The impending second act of the Trump administration will only exacerbate these issues. Recent executive orders expanding immigration enforcement have created an environment where language barriers are weaponized to silence immigrant voices. In Mississippi, undocumented workers arrested during a massive ICE raid in 2019 described being interrogated without access to interpreters. Some were forced to rely on fellow detainees with limited English proficiency, leading to miscommunications that had devastating legal consequences. These examples highlight how the criminal justice system uses language as a tool of exclusion, framing non-English speakers as inherently untrustworthy or undeserving of due process.

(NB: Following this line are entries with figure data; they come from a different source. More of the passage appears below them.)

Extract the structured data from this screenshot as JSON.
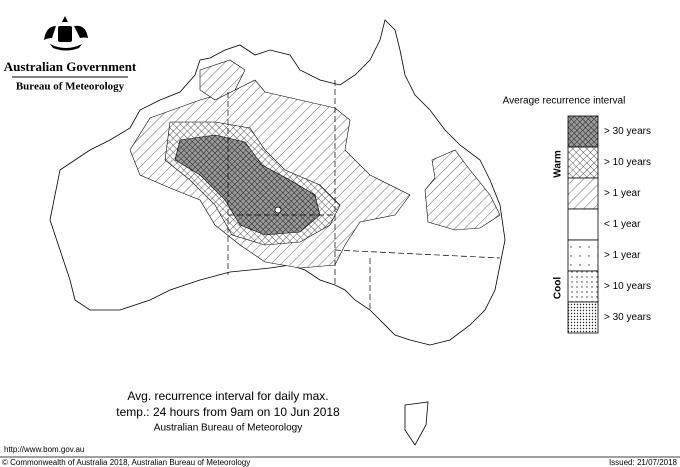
{
  "header": {
    "government": "Australian Government",
    "bureau": "Bureau of Meteorology"
  },
  "legend": {
    "title": "Average recurrence interval",
    "groups": {
      "warm": "Warm",
      "cool": "Cool"
    },
    "items": [
      "> 30 years",
      "> 10 years",
      "> 1 year",
      "< 1 year",
      "> 1 year",
      "> 10 years",
      "> 30 years"
    ]
  },
  "caption": {
    "lines": [
      "Avg. recurrence interval for daily max.",
      "temp.: 24 hours from 9am on 10 Jun 2018",
      "Australian Bureau of Meteorology"
    ]
  },
  "footer": {
    "url": "http://www.bom.gov.au",
    "copyright": "© Commonwealth of Australia 2018, Australian Bureau of Meteorology",
    "issued": "Issued: 21/07/2018"
  }
}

Angela Davis has long argued that such systems of exclusion are not accidental—they are built to sustain white supremacy and systemic inequality. The experiences of immigrant detainees and cases like Demesme illustrate how language and race intersect in maintaining these oppressive structures. Davis’s critique of the prison-industrial complex extends to immigration detention, where the same dynamics of racialized control and dehumanization are at play. For undocumented immigrants, the failure to provide interpreters is not just an oversight—it’s a deliberate tactic to undermine their ability to defend themselves.
The implications are profound. The erosion of language rights in the legal system reflects a broader failure of justice. Justice Sotomayor’s dissent resonates louder than ever: the systemic disregard for constitutional protections is not just a legal flaw but a moral one. If the courts can so easily dismiss the plea of a Black man or an immigrant asking for an interpreter, what protections does anyone truly have?
The time for action is now. Injustice doesn’t just happen in the courtroom—it’s embedded in the very language of American law.